"I did not ask you."
Translation:No te pregunté.
Pedir and preguntar are two different words that are both translated into English as "ask", therefore they might be little confusing for English speakers. Preguntar is specifically for asking questions, and pedir for everything else (asking for something, or asking somebody to do something).
So preguntar can be thought of as "to ask (someone a question)" while pedir is more like "to request (something of someone)"?
The English question can be interpreted either way, as either "I did not ask you (a question)" or "I did not ask you (to do it)." For example, if my older daughter starts doing something that I asked my younger daughter to to, I might say to her, "I didn't ask you." So, it still seems like "Yo no te pedi" should be a correct translation. Is there more detail that I'm missing?
I disagree Peter "I didn't ask you." by itself always refers to a question answered that was not asked of them. Never of a task or object. For that you would always include more... "I didn't ask for that" or "I didn't ask you to do that".
Another way to think about the difference is that preguntar is asking for information and pedir for everything else, as jabuk says above. Also pedir is more often followed by a clause: I ask that you do...
The sentence is already complete by itself: "I did not ask you." What more context does one need? It didn't say "I did not ask FOR you.".

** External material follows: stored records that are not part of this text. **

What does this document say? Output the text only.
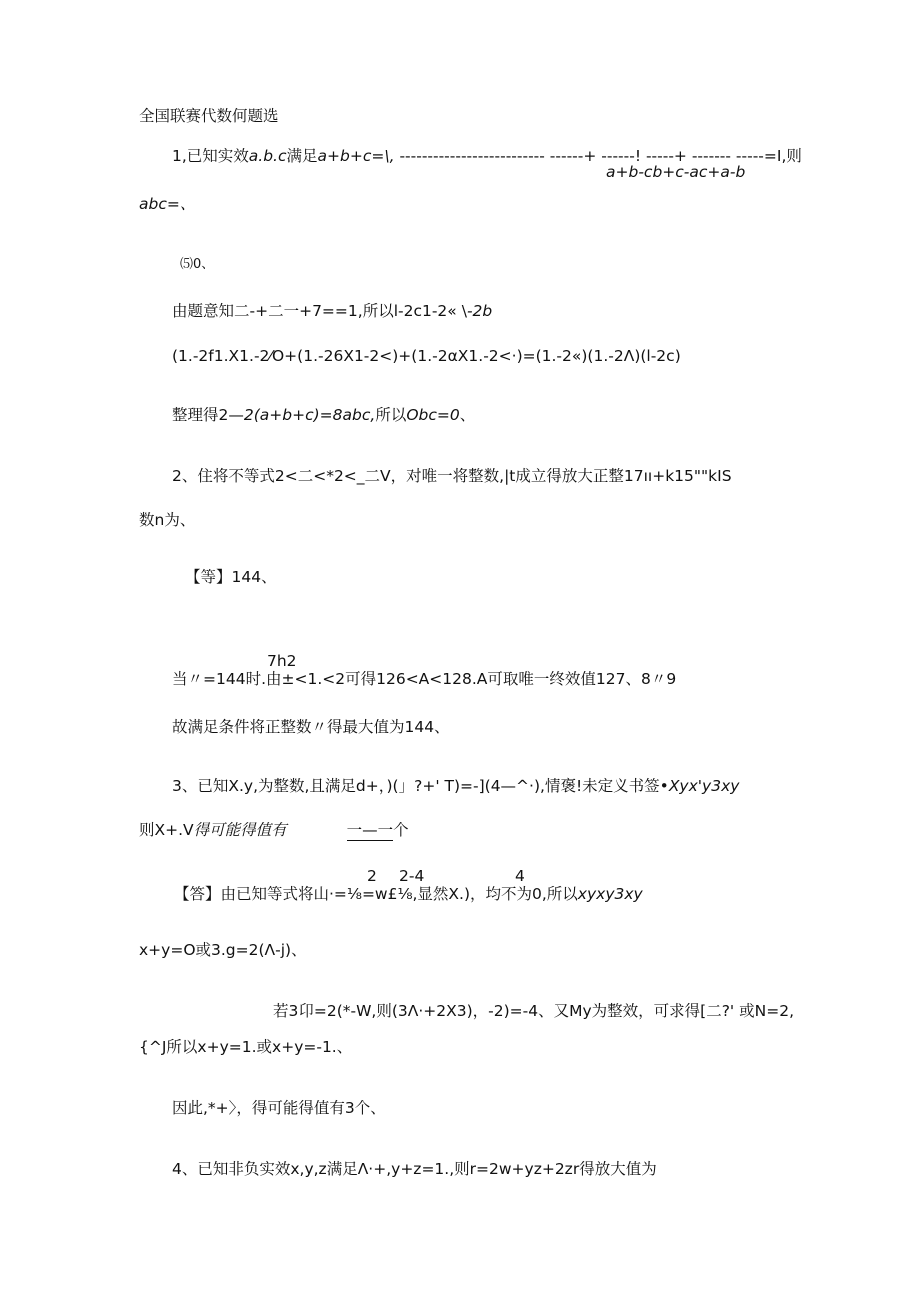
全国联赛代数何题选
1,已知实效a.b.c满足a+b+c=\, -------------------------- ------+ ------! -----+ ------- -----=I,则
a+b-cb+c-ac+a-b
abc=、
⑸0、
由题意知二-+二一+7==1,所以l-2c1-2« \-2b
(1.-2f1.X1.-2⁄O+(1.-26X1-2<)+(1.-2αX1.-2<·)=(1.-2«)(1.-2Λ)(l-2c)
整理得2—2(a+b+c)=8abc,所以Obc=0、
2、住将不等式2<二<*2<_二V，对唯一将整数,|t成立得放大正整17ıı+k15""kIS
数n为、
【等】144、
7h2
当〃=144时.由±<1.<2可得126<A<128.A可取唯一终效值127、8〃9
故满足条件将正整数〃得最大值为144、
3、已知X.y,为整数,且满足d+，)(」?+' T)=-](4—^·),情褒!未定义书签•Xyx'y3xy
则X+.V得可能得值有	一—一个
2 2-4	4
【答】由已知等式将山·=⅛=w£⅛,显然X.)，均不为0,所以xyxy3xy
x+y=O或3.g=2(Λ-j)、
若3卬=2(*-W,则(3Λ·+2X3)，-2)=-4、又My为整效，可求得[二?' 或N=2,
{^J所以x+y=1.或x+y=-1.、
因此,*+〉，得可能得值有3个、
4、已知非负实效x,y,z满足Λ·+,y+z=1.,则r=2w+yz+2zr得放大值为
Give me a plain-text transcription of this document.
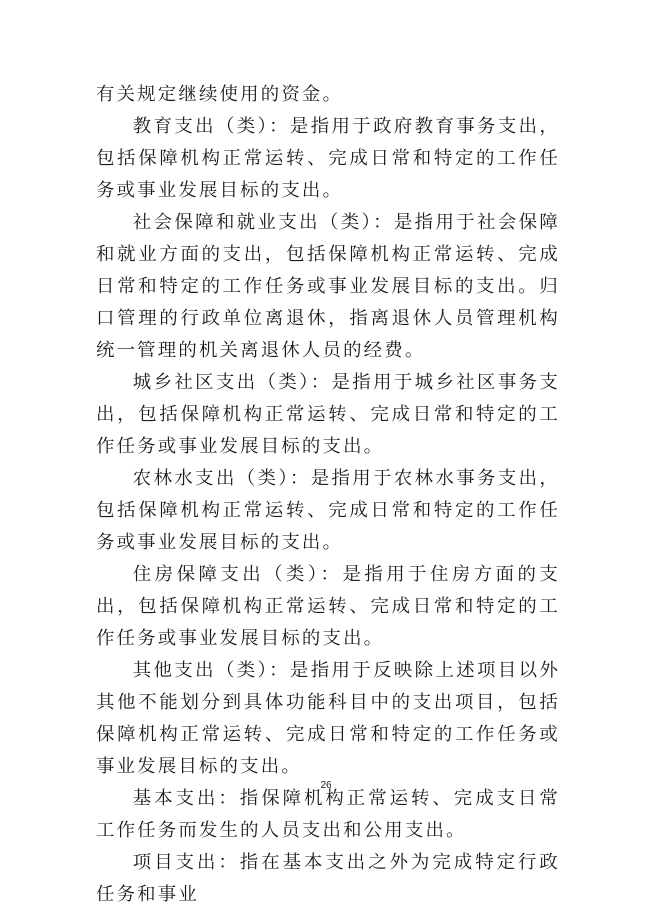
有关规定继续使用的资金。

教育支出（类）：是指用于政府教育事务支出，包括保障机构正常运转、完成日常和特定的工作任务或事业发展目标的支出。

社会保障和就业支出（类）：是指用于社会保障和就业方面的支出，包括保障机构正常运转、完成日常和特定的工作任务或事业发展目标的支出。归口管理的行政单位离退休，指离退休人员管理机构统一管理的机关离退休人员的经费。

城乡社区支出（类）：是指用于城乡社区事务支出，包括保障机构正常运转、完成日常和特定的工作任务或事业发展目标的支出。

农林水支出（类）：是指用于农林水事务支出，包括保障机构正常运转、完成日常和特定的工作任务或事业发展目标的支出。

住房保障支出（类）：是指用于住房方面的支出，包括保障机构正常运转、完成日常和特定的工作任务或事业发展目标的支出。

其他支出（类）：是指用于反映除上述项目以外其他不能划分到具体功能科目中的支出项目，包括保障机构正常运转、完成日常和特定的工作任务或事业发展目标的支出。

基本支出：指保障机构正常运转、完成支日常工作任务而发生的人员支出和公用支出。

项目支出：指在基本支出之外为完成特定行政任务和事业

26
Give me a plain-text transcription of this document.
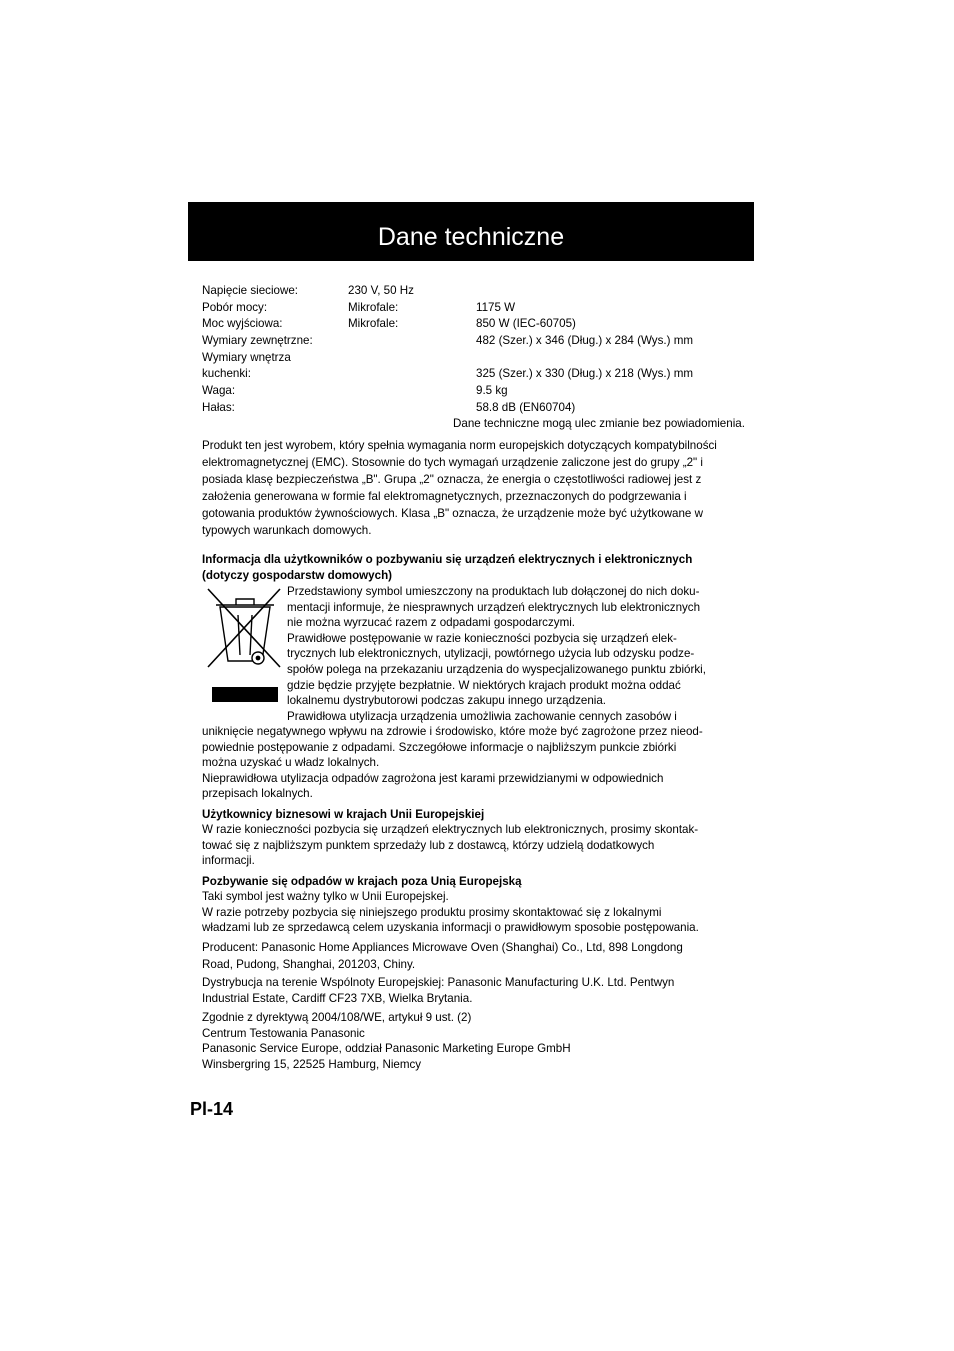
Dane techniczne
Napięcie sieciowe:	230 V, 50 Hz
Pobór mocy:	Mikrofale:	1175 W
Moc wyjściowa:	Mikrofale:	850 W (IEC-60705)
Wymiary zewnętrzne:	482 (Szer.) x 346 (Dług.) x 284 (Wys.) mm
Wymiary wnętrza
kuchenki:	325 (Szer.) x 330 (Dług.) x 218 (Wys.) mm
Waga:	9.5 kg
Hałas:	58.8 dB (EN60704)
Dane techniczne mogą ulec zmianie bez powiadomienia.
Produkt ten jest wyrobem, który spełnia wymagania norm europejskich dotyczących kompatybilności
elektromagnetycznej (EMC). Stosownie do tych wymagań urządzenie zaliczone jest do grupy „2" i
posiada klasę bezpieczeństwa „B". Grupa „2" oznacza, że energia o częstotliwości radiowej jest z
założenia generowana w formie fal elektromagnetycznych, przeznaczonych do podgrzewania i
gotowania produktów żywnościowych. Klasa „B" oznacza, że urządzenie może być użytkowane w
typowych warunkach domowych.
Informacja dla użytkowników o pozbywaniu się urządzeń elektrycznych i elektronicznych
(dotyczy gospodarstw domowych)
Przedstawiony symbol umieszczony na produktach lub dołączonej do nich doku-
mentacji informuje, że niesprawnych urządzeń elektrycznych lub elektronicznych
nie można wyrzucać razem z odpadami gospodarczymi.
Prawidłowe postępowanie w razie konieczności pozbycia się urządzeń elek-
trycznych lub elektronicznych, utylizacji, powtórnego użycia lub odzysku podze-
społów polega na przekazaniu urządzenia do wyspecjalizowanego punktu zbiórki,
gdzie będzie przyjęte bezpłatnie. W niektórych krajach produkt można oddać
lokalnemu dystrybutorowi podczas zakupu innego urządzenia.
Prawidłowa utylizacja urządzenia umożliwia zachowanie cennych zasobów i
uniknięcie negatywnego wpływu na zdrowie i środowisko, które może być zagrożone przez nieod-
powiednie postępowanie z odpadami. Szczegółowe informacje o najbliższym punkcie zbiórki
można uzyskać u władz lokalnych.
Nieprawidłowa utylizacja odpadów zagrożona jest karami przewidzianymi w odpowiednich
przepisach lokalnych.
Użytkownicy biznesowi w krajach Unii Europejskiej
W razie konieczności pozbycia się urządzeń elektrycznych lub elektronicznych, prosimy skontak-
tować się z najbliższym punktem sprzedaży lub z dostawcą, którzy udzielą dodatkowych
informacji.
Pozbywanie się odpadów w krajach poza Unią Europejską
Taki symbol jest ważny tylko w Unii Europejskej.
W razie potrzeby pozbycia się niniejszego produktu prosimy skontaktować się z lokalnymi
władzami lub ze sprzedawcą celem uzyskania informacji o prawidłowym sposobie postępowania.
Producent: Panasonic Home Appliances Microwave Oven (Shanghai) Co., Ltd, 898 Longdong
Road, Pudong, Shanghai, 201203, Chiny.
Dystrybucja na terenie Wspólnoty Europejskiej: Panasonic Manufacturing U.K. Ltd. Pentwyn
Industrial Estate, Cardiff CF23 7XB, Wielka Brytania.
Zgodnie z dyrektywą 2004/108/WE, artykuł 9 ust. (2)
Centrum Testowania Panasonic
Panasonic Service Europe, oddział Panasonic Marketing Europe GmbH
Winsbergring 15, 22525 Hamburg, Niemcy
Pl-14
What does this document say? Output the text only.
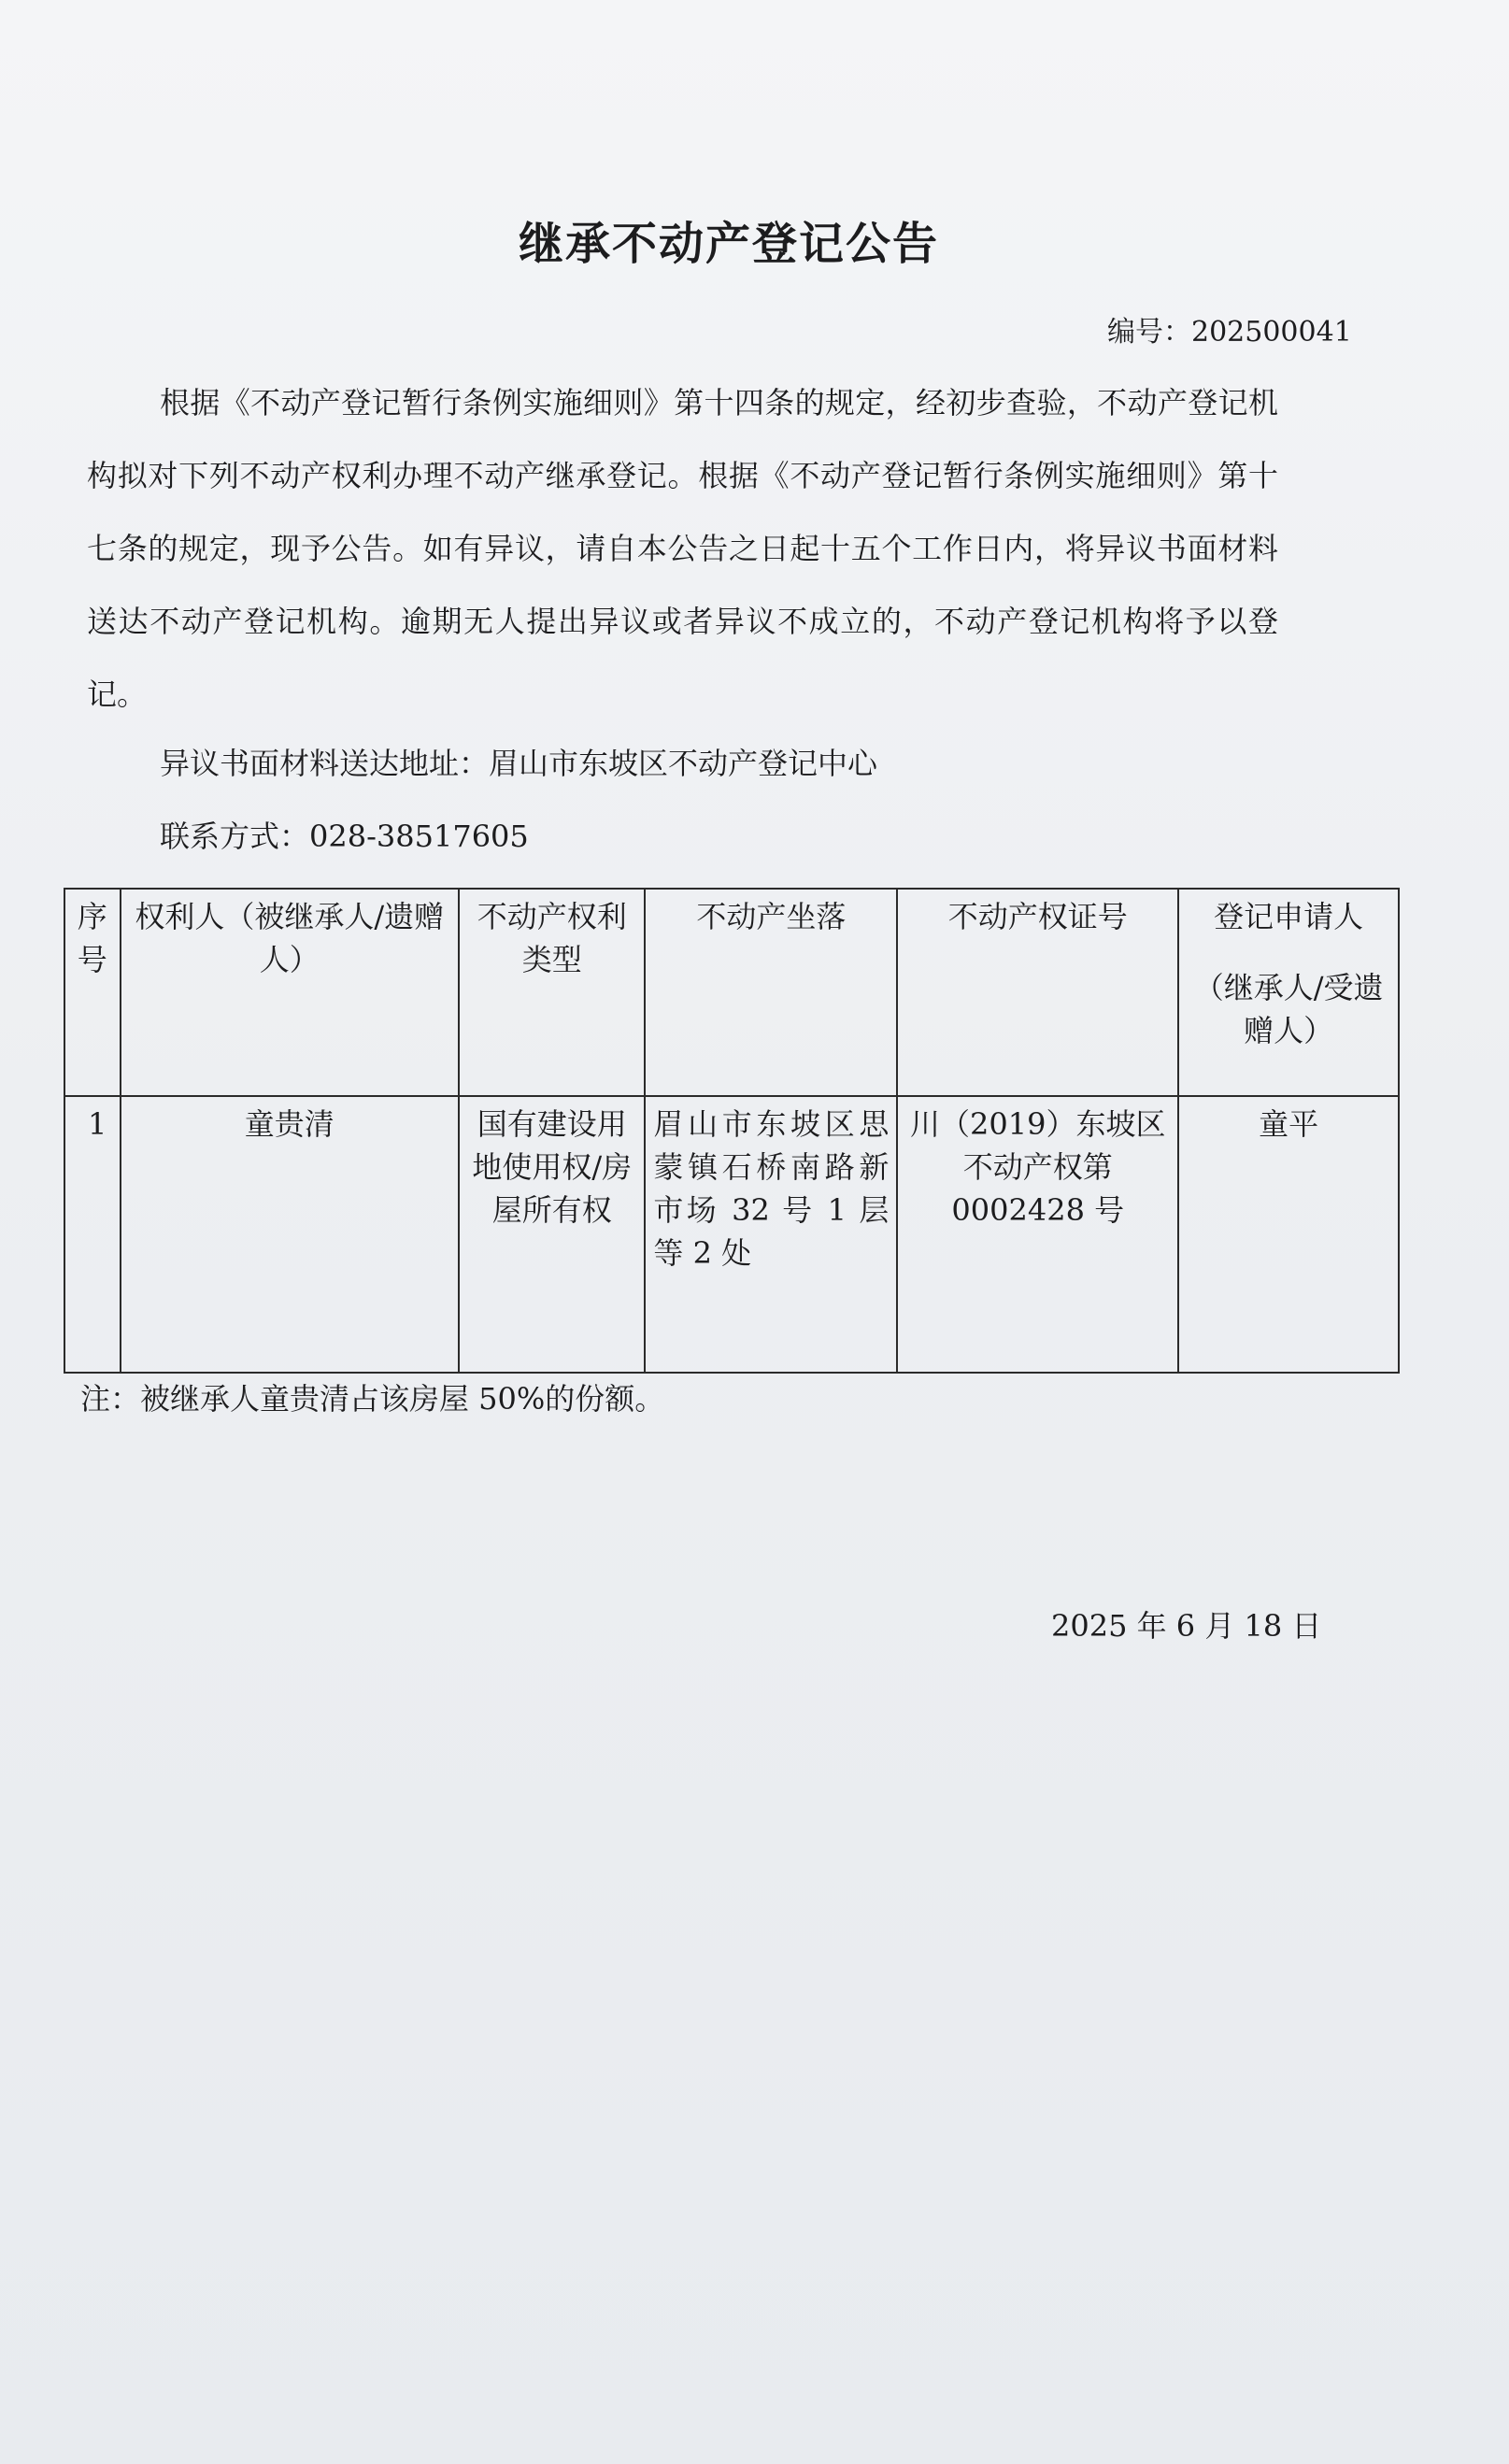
继承不动产登记公告
编号：202500041

根据《不动产登记暂行条例实施细则》第十四条的规定，经初步查验，不动产登记机构拟对下列不动产权利办理不动产继承登记。根据《不动产登记暂行条例实施细则》第十七条的规定，现予公告。如有异议，请自本公告之日起十五个工作日内，将异议书面材料送达不动产登记机构。逾期无人提出异议或者异议不成立的，不动产登记机构将予以登记。

异议书面材料送达地址：眉山市东坡区不动产登记中心
联系方式：028-38517605
序号	权利人（被继承人/遗赠人）	不动产权利类型	不动产坐落	不动产权证号	登记申请人
（继承人/受遗赠人）

1	童贵清	国有建设用地使用权/房屋所有权	眉山市东坡区思蒙镇石桥南路新市场 32 号 1 层等 2 处	川（2019）东坡区不动产权第 0002428 号	童平
注：被继承人童贵清占该房屋 50%的份额。
2025 年 6 月 18 日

creditmonster: Because we're supposed to put the direct object (te) AFTER the "no" and BEFORE the conjugated verb (i.e., in between the "no" and the conjugated verb) in negated sentences.
I entered, Yo no te pregunté a tí. Duolingo indicated a typo and that I should have used, ti, without the accent. When is the accented tí used and when is the unaccented ti used?
why do you need the a vos with te? Isn't it clear who the subject is without using a vos?
Spoken translation: I said "Yo no pedí para ti" three times.
DL displayed Not Recognised twice.
Third time DL showed You are correct We heard "No te pregunté a ti."
This is not a complaint, clutter or otherwise. I have learned the difference between preguntar and pedir from my fellow DLers (thank you kindly), and it has reminded me that there can be several ways to say the same thing, but it is weird!
italic is one star before and after, and, thanks to michisjourdi, bold is two stars before and after.
I guess bold italic is three stars ... and so it is!
So I'm not duplicating, find link to formatting details in Discussion Stream/New.
Why not lo? I don't understand what when to use lo or le for the most part. I help you="le ayudo" why not lo? I kiss her="la beso" ok why not le??? and now this, no lo pregunté is wrong why Is it le? What makes it le what makes it lo
I agree. 'You' seems to be a direct object. Can you have an indirect object in the absence of a direct object?
Yes, although I would put it the other way round. An intransitive verb does not take a direct object, so if we need to refer to an object (eg the recipient of an action) then we must use an indirect object - usually in the form of preposition + noun.
why does it have "a ti" at the end of one solution? Isn't that redundant if you already say "no TE pregunté"?
The phrase given in present tense was "i did not ask you". I put "no preguntote." Why is that wrong?
I read below. No te pedí could work here (I used it) if the asking was something like asking the person to come over, or come to a party. That would not be asking a question.
Could someone please explain when to use "pregunté" and when to use preguntó? I don't understand the difference.
Spanish is the same as English here, but it uses an object pronoun complement that makes it confusing. The complete sentence is (yo) no te pregunté (a ti). The parenthetical parts are optional and usually omitted. It's the a ti that functions as the indirect object matching the "you" in English. However, the object pronoun te is mandatory in Spanish and makes the a ti redundant. Thus, while it appears that the Spanish sentence says something like "I didn't you ask," that's not the case.
In fact, English has nothing like the te used in Spanish and it is not translated to English.